A look at the first trial for a COVID-19 vaccine
| April 30, 2020
According to Anthony S. Fauci, M.D., Director at the National Institute of Allergy and Infectious Diseases (NIAID), finding a safe and effective vaccine to prevent infection with severe acute respiratory syndrome coronavirus 2 (SARS-CoV-2) is an urgent public health priority.
Developing a vaccine to protect against SARS-CoV-2 infection is critical because of the large number of people infected, the ability of the virus to spread from person to person, and the spread of the virus across so many geographic areas.
Despite global efforts, however, the World Health Organization estimates 18 months before a vaccine against the coronavirus is publicly available. At present, about 80 companies and academic institutions are racing to find a vaccine, and of those, five are now testing their vaccine candidates in people. The first of these to enter human trials did so in March.
On March 16, investigators at Kaiser Permanente Washington Health Research Institute (KPWHRI) in Seattle and Emory University in Atlanta, initiated a clinical trial of an investigational vaccine, called mRNA-1273, which was developed using messenger RNA (mRNA) and has shown promise in animal models. The investigational vaccine directs the body’s cells to express a virus protein that hopefully will elicit a robust immune response.
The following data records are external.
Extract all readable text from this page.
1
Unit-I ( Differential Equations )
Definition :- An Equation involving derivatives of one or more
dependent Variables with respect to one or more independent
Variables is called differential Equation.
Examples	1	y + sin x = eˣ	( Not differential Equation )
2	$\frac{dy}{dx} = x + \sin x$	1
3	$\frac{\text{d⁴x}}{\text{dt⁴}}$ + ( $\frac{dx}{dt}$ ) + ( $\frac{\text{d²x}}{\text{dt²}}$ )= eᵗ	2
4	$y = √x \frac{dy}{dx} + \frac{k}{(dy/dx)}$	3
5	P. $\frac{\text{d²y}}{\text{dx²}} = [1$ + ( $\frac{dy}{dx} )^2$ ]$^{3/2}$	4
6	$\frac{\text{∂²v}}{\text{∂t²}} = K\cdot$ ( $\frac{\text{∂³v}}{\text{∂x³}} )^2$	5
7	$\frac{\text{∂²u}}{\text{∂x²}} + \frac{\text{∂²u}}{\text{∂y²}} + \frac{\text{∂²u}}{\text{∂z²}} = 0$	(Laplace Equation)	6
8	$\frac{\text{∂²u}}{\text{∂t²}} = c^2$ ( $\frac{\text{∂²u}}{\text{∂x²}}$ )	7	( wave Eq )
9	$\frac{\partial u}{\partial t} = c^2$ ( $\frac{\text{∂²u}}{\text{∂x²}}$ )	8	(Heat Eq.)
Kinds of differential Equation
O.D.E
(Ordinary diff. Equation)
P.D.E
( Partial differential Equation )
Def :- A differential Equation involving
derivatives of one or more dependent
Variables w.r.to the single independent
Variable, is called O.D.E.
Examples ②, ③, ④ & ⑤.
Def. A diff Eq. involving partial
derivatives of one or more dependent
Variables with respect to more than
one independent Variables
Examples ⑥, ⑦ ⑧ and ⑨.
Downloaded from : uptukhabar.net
In the first phase of this open-label trial, researchers are testing the safety of various doses and whether these doses produce an immune response. The trial was originally designed to enroll 45 healthy participants ages 18 to 55 years. Once 45 participants were enrolled, the investigators expanded the trial to enroll an additional 60 participants: 30 adults ages 56 to 70 years and 30 adults ages 71 years and older in an effort to help investigators understand the safety and immune response among older people who face a higher risk of complications from COVID-19 than younger people. Safety reviews have not revealed any significant issues among younger participants.
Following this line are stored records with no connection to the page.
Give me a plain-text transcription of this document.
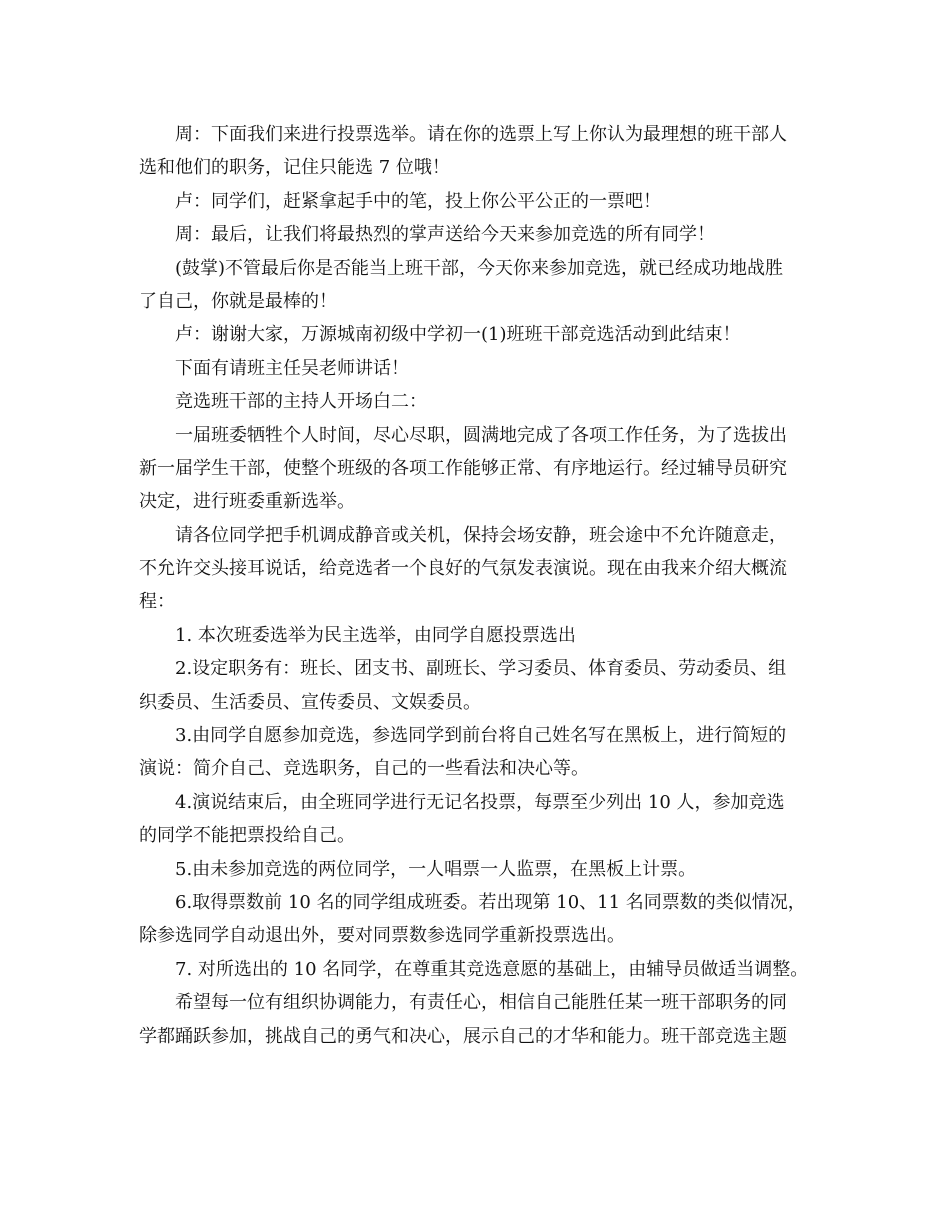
周：下面我们来进行投票选举。请在你的选票上写上你认为最理想的班干部人
选和他们的职务，记住只能选 7 位哦！
卢：同学们，赶紧拿起手中的笔，投上你公平公正的一票吧！
周：最后，让我们将最热烈的掌声送给今天来参加竞选的所有同学！
(鼓掌)不管最后你是否能当上班干部，今天你来参加竞选，就已经成功地战胜
了自己，你就是最棒的！
卢：谢谢大家，万源城南初级中学初一(1)班班干部竞选活动到此结束！
下面有请班主任吴老师讲话！
竞选班干部的主持人开场白二：
一届班委牺牲个人时间，尽心尽职，圆满地完成了各项工作任务，为了选拔出
新一届学生干部，使整个班级的各项工作能够正常、有序地运行。经过辅导员研究
决定，进行班委重新选举。
请各位同学把手机调成静音或关机，保持会场安静，班会途中不允许随意走，
不允许交头接耳说话，给竞选者一个良好的气氛发表演说。现在由我来介绍大概流
程：
1. 本次班委选举为民主选举，由同学自愿投票选出
2.设定职务有：班长、团支书、副班长、学习委员、体育委员、劳动委员、组
织委员、生活委员、宣传委员、文娱委员。
3.由同学自愿参加竞选，参选同学到前台将自己姓名写在黑板上，进行简短的
演说：简介自己、竞选职务，自己的一些看法和决心等。
4.演说结束后，由全班同学进行无记名投票，每票至少列出 10 人，参加竞选
的同学不能把票投给自己。
5.由未参加竞选的两位同学，一人唱票一人监票，在黑板上计票。
6.取得票数前 10 名的同学组成班委。若出现第 10、11 名同票数的类似情况，
除参选同学自动退出外，要对同票数参选同学重新投票选出。
7. 对所选出的 10 名同学，在尊重其竞选意愿的基础上，由辅导员做适当调整。
希望每一位有组织协调能力，有责任心，相信自己能胜任某一班干部职务的同
学都踊跃参加，挑战自己的勇气和决心，展示自己的才华和能力。班干部竞选主题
Participants (15 in each experimental arm) will receive two doses of the vaccine via intramuscular injection in the deltoid muscle approximately 28 days apart. Each participant will be assigned to receive a 25 microgram (mcg), 100 mcg, or 250 mcg dose at both vaccinations.
The first four participants will receive one injection with the low dose, and the next four participants will receive the 100-mcg dose. Investigators will review safety data before vaccinating the remaining participants in the 25 and 100 mcg dose groups and before participants receive their second vaccinations.
Experimental: Arm 1
25 mcg of mRNA-1273 administered through 0.5 mL intramuscular injection in the deltoid muscle on Days 1 and 29, n=15 (4 sentinel, 11 non-sentinel).
Experimental: Arm 2
100 mcg of mRNA-1273 administered through 0.5 mL intramuscular injection in the deltoid muscle on Days 1 and 29, n=15 (4 sentinel, 11 non-sentinel).
Experimental: Arm 3
250 mcg of mRNA-1273 administered through 0.5 mL intramuscular injection in the deltoid muscle on Days 1 and 29, n=15 (4 sentinel, 11 non-sentinel).
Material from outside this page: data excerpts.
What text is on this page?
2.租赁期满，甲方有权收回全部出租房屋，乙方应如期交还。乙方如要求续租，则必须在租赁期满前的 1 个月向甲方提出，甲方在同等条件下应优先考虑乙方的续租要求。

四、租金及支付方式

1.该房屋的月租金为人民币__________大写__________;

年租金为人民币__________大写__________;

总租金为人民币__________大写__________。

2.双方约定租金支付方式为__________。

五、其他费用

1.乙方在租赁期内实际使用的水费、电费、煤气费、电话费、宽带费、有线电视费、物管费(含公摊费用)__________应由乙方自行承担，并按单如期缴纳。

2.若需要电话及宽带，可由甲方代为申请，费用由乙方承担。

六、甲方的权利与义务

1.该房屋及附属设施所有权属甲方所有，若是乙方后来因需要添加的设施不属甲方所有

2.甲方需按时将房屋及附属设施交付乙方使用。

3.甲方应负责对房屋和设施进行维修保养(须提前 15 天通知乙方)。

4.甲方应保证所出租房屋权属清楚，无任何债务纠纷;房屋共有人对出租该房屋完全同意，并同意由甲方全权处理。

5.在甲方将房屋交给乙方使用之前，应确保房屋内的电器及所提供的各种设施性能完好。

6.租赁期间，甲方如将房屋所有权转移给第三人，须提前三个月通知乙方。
Clinicians will monitor participants for common vaccination symptoms, such as soreness at the injection site, fever, and any other medical issues. A protocol team will meet regularly to review safety data, and a safety monitoring committee will also periodically review trial data and advise NIAID. Participants will provide blood samples at specified time points so that investigators can detect and measure the immune response.